The choice of treatment depends upon the type of cancer and its stage at the time of diagnosis.
There are many treatment options for vaginal cancer. Treatment for any cancer aims to cure the disease, but if this is not possible, the focus shifts to preventing the tumour from growing or spreading thereby, increasing life expectancy and maintaining a good quality of life.
Treatment options for vaginal cancer include:
- Radiation therapy.
Treatment is influenced by many factors such as:
- Stage of the cancer.
- Location, size and shape of the tumour.
- Whether the tumour cells are squamous cell or adenocarcinoma.
- If you had a past radiation treatment done to the pelvis.
- Your age and general health.
- Your preferences (such as your goals of treatment and the side effects you're willing to endure).
Most cases of vaginal cancer are treated by surgery and radiation.

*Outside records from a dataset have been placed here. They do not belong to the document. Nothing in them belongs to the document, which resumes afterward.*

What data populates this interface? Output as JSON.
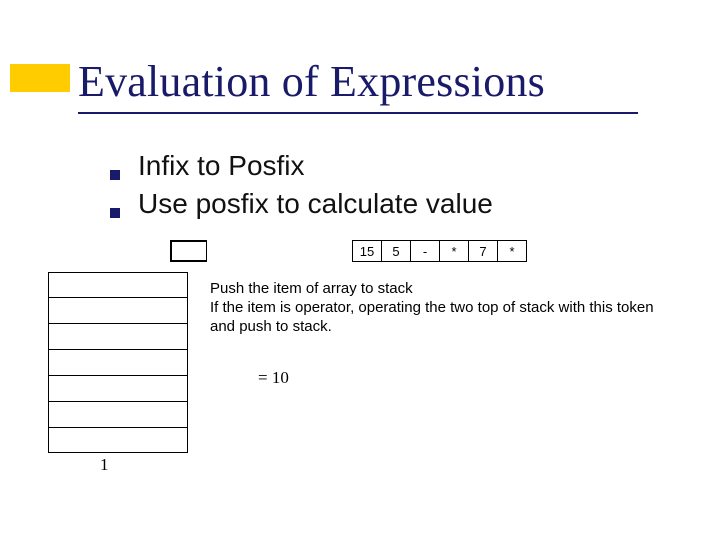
{
  "title": "Evaluation of Expressions",
  "bullets": [
    "Infix to Posfix",
    "Use  posfix to calculate value"
  ],
  "tokens": [
    "",
    "",
    "",
    "",
    "",
    "",
    "15",
    "5",
    "-",
    "*",
    "7",
    "*"
  ],
  "desc_line1": "Push the item of array to stack",
  "desc_line2": "If the item is operator, operating the two top of stack with this token and push to stack.",
  "result": "= 10",
  "stack_label": "1"
}
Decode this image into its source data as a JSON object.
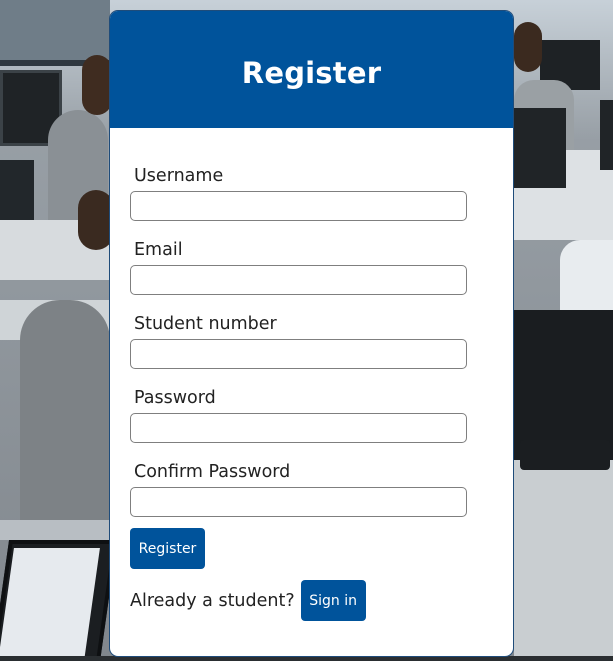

Radiation therapy: Radiation therapy (also called radiotherapy) uses high-powered energy beams (x-rays or other types of radiation) to destroy cancer cells and shrink tumours. Radiation therapy is directed at the cancer cells. Radiotherapy, however, damages normal cells of the body and can cause several side effects such as fatigue, nausea and vomiting and erythema of skin. Your doctor will recommend a treatment based on the severity of the symptoms. The two types of radiation therapy used for treatment of vaginal cancer include:
- External beam radiation: in this process, radiation is given by a machine placed outside your body. The machine directs the beam of radiation to specific points on your body (radiation at your pelvis or abdomen or wherever the cancer has spread). Most women with vaginal cancer are treated with external beam radiation.
- Internal radiation (brachytherapy): In this technique, a radiation-filled device such as small seeds, wires or a cylinder is placed inside the vagina or the surrounding tissue for a short period of time. The device is removed after a pre-specified number of days. In the early-stage of vaginal cancer, only internal radiation may be given. Some women may be given internal radiation after external radiotherapy.
Chemotherapy: Chemotherapy is a mode of cancer treatment, which uses certain drugs to destroy or kill cancer cells. As the effectiveness of chemotherapy in women with vaginal cancer is not established, it is generally not used on its own to treat vaginal cancer. It is usually given along with radiation therapy (as chemotherapy can enhance the effectiveness of radiation).
Surgery: Surgery aims to remove (if possible) all the cancer. It is most often used for the treatment of early stage vaginal cancer i.e. when the cancer is limited to the vagina or is near the tissue. As the pelvis has many important organs, surgery for larger tumours may necessitate the removal of these organs. In these cases, other treatment methods may be used to control the cancer before attempting a surgery. Different surgeries done in women with vaginal cancer include:
- Removal of the tumour or lesion if the tumor is small.
- Removal of a part of the vagina (partial vaginectomy) or the entire vagina (radical vaginectomy).
- Removal of a majority of the pelvic organs (pelvic exenteration).
Surgery that is done depends on the stage and extent of tumour. Your doctor will decide the type of surgery that is needed after repeated discussions with you and examination (including tests). In case the vagina is completely removed, your doctor may do a surgery to construct a new vagina.